The i8253 connected, like a few other peripheral device, to the i8259. A couple of times in a second (18 Hz?) it issued an #INT signal to the PIC on IRQ 0 and after acknowledging and all the CPU was interrupted and a handler was executed.
That very handler could contain scheduling code, which decides on the next process to execute1.
Of course, we (most of us) are living in the 21st century by now and there's no IBM PC or one of its derivatives like the XT or AT used. The PIC has changed to the more sophisticated Intel 82093AA APIC to handle multiple processors/cores and for general improvement but the PIT has remained the same, I think, maybe in shape of some integrated version like the Intel AIP.
Cooperative schedulers do not need a regular interrupt and therefore no special hardware support (except maybe for hardware-supported multitasking). The process yields the CPU deliberately and if it doesn't, you have a problem. The reason as to why few OSes actually use cooperative schedulers: it poses a big security hole.
1 Note, however, that OSes on the 8086 (mostly DOS) didn't have a real
scheduler. The x86 architecture only natively supported multitasking in the
hardware with the advent of one of the 80386 versions (SX, DX, and whatever). I just wanted to stress that the IBM 5150 was the first x86 system with a timer chip (and, of course, the first PC altogether).
Systems running an OS with preemptive schedulers, (ie. all those in common use), are, IME, all provided with a hardware timer interrupt that causes a driver to run and can change the set of running threads.
Such a timer interrupt is very useful for providing timeouts for system calls, sleep() functionality and other time-related functions. It can also help share out the available CPU amongst ready threads when the system is overloaded, or the thread/s run on it are CPU-intensive, and so the number of ready threads exceeds the number of cores available to run them.

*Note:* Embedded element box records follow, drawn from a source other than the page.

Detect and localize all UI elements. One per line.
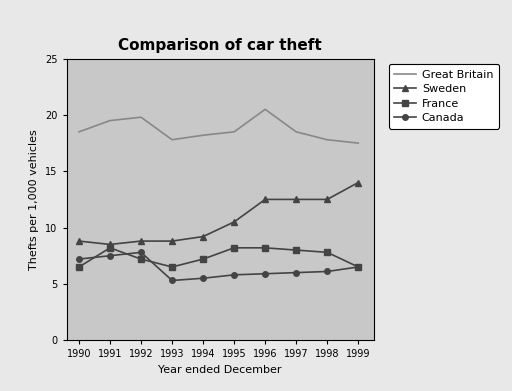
Sweden <box>355 180 361 185</box>
Canada <box>138 250 144 255</box>
Sweden <box>231 220 237 224</box>
Great Britain <box>169 137 175 142</box>
Great Britain <box>107 118 113 123</box>
Canada <box>231 273 237 277</box>
Great Britain <box>231 129 237 134</box>
Canada <box>200 276 206 281</box>
Sweden <box>324 197 330 202</box>
Great Britain <box>293 129 299 134</box>
X-axis label: Year ended December: Year ended December <box>158 365 282 375</box>
France <box>107 246 113 250</box>
France <box>262 246 268 250</box>
Sweden <box>293 197 299 202</box>
Canada <box>169 278 175 283</box>
Great Britain <box>355 141 361 145</box>
Sweden <box>169 239 175 244</box>
Sweden <box>138 239 144 244</box>
Line: Great Britain: Great Britain <box>79 109 358 143</box>
Sweden <box>200 234 206 239</box>
France <box>293 248 299 253</box>
France <box>76 265 82 269</box>
Great Britain <box>324 137 330 142</box>
Canada <box>262 271 268 276</box>
France <box>231 246 237 250</box>
Canada <box>107 253 113 258</box>
Canada <box>355 265 361 269</box>
France <box>324 250 330 255</box>
Sweden <box>262 197 268 202</box>
Great Britain <box>262 107 268 112</box>
Y-axis label: Thefts per 1,000 vehicles: Thefts per 1,000 vehicles <box>30 129 39 270</box>
France <box>355 265 361 269</box>
Title: Comparison of car theft: Comparison of car theft <box>118 38 322 53</box>
Line: France: France <box>76 245 361 270</box>
Great Britain <box>76 129 82 134</box>
France <box>200 257 206 262</box>
Legend: Great Britain, Sweden, France, Canada: Great Britain, Sweden, France, Canada <box>389 64 499 129</box>
Sweden <box>107 242 113 247</box>
Great Britain <box>138 115 144 120</box>
Line: Canada: Canada <box>76 249 361 283</box>
France <box>138 257 144 262</box>
France <box>169 265 175 269</box>
Canada <box>324 269 330 274</box>
Great Britain <box>200 133 206 138</box>
Line: Sweden: Sweden <box>76 180 361 247</box>
Sweden <box>76 239 82 244</box>
Canada <box>293 270 299 275</box>
Canada <box>76 257 82 262</box>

It is quite possible to implement a preemptive scheduler without any hardware timer, allowing the set of running threads to be secheduled upon software interrupts, (system calls), from threads that are already running, and all the other interrupts upon I/O completion from the peripheral drivers for disk, NIC, KB, mouse etc. I've never seen it done though - the timer functionality is too useful:)
I have couple of questions.
1) In case of UP how is jiffies(timer) get updated while holding spin lock using spinlock_irq_save?
2)My understanding is in smp environment jiffies updation cannot be done on processor holding spinlock irrespective of spinlock API.So timer interrupt should be enabled across all cores in SoC. Imagine a scenario in quad core processor where 4 cores are holding 4 different spinlocks & how is the timer interrupt for jiffies handled?
Any help here will be appreciated.
simple - it isn't. 2. spin lock and other critical section that disable IRQs must be very short. Jiffie updates only occurs when IRQs are enabled.